Caxton Associates reported owning 863,000 shares of Starwood Hotels & Resorts Worldwide Inc. (NYSE:HOT) in its most recent 13F, which yields an increase of 813,000 shares from the prior filing. The hotel and leisure company has seen its stock decline by nearly 10% year-to-date. Starwood has been outperformed by its competitors such as Marriott International Inc. (NASDAQ:MAR) and Hilton Worldwide Holdings Inc. (NYSE:HLT) in expanding their hotel chains and has lost visible market share over the last few years. Hence, Starwood has recently appointed the investment bank Lazard to evaluate strategic options, indicating that the company might be looking to be acquired. However, some analysts suggest that the probability of Starwood engaging in a strategic move is slimmer than most people expect. In the meantime, Daniel Och’s OZ Capital Management has been loading up on Starwood Hotels & Resorts Worldwide Inc. (NYSE:HOT) shares, reporting a 5.97% stake in the company via a recent 13G filed with the SEC.

Caxton Associates acquired 572,000 shares of Molson Coors Brewing Company (NYSE:TAP) during the quarter, piling up a 717,000 share-stake valued at $145.00 million.

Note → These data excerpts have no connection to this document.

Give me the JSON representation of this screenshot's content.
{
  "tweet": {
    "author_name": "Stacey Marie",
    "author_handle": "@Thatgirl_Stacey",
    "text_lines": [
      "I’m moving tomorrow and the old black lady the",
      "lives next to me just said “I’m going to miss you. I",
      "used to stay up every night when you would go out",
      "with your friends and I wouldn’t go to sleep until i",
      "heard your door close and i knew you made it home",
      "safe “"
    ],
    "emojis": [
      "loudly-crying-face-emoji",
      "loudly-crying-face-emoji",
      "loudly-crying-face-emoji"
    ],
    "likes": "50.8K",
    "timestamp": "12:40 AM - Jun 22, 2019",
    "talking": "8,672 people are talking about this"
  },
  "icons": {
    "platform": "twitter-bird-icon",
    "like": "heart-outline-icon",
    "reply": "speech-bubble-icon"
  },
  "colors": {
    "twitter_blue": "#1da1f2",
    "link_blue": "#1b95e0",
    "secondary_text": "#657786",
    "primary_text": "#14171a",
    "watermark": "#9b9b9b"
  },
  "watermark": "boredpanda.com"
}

The brewing company recently reported better-than-expected quarterly profit, which was boosted by higher pricing and higher demand for the company’s higher-margin beers. Molson Coors Brewing Company (NYSE:TAP)’s net sales dropped by 15.4% year-over-year to $1 billion, being affected by the strong U.S. dollar. At the same time, Molson reported net income of $229 million or $1.23 per share for the quarter, compared to $290.9 million or $1.56 per share reported a year ago. The stock has been quite volatile this year, having lost slightly over 6% since the beginning of the year. Meanwhile, Molson is among the top five mid-cap stocks hedge funds love, with James Dinan’s York Capital Management representing its largest shareholder within our database with 3.21 million shares.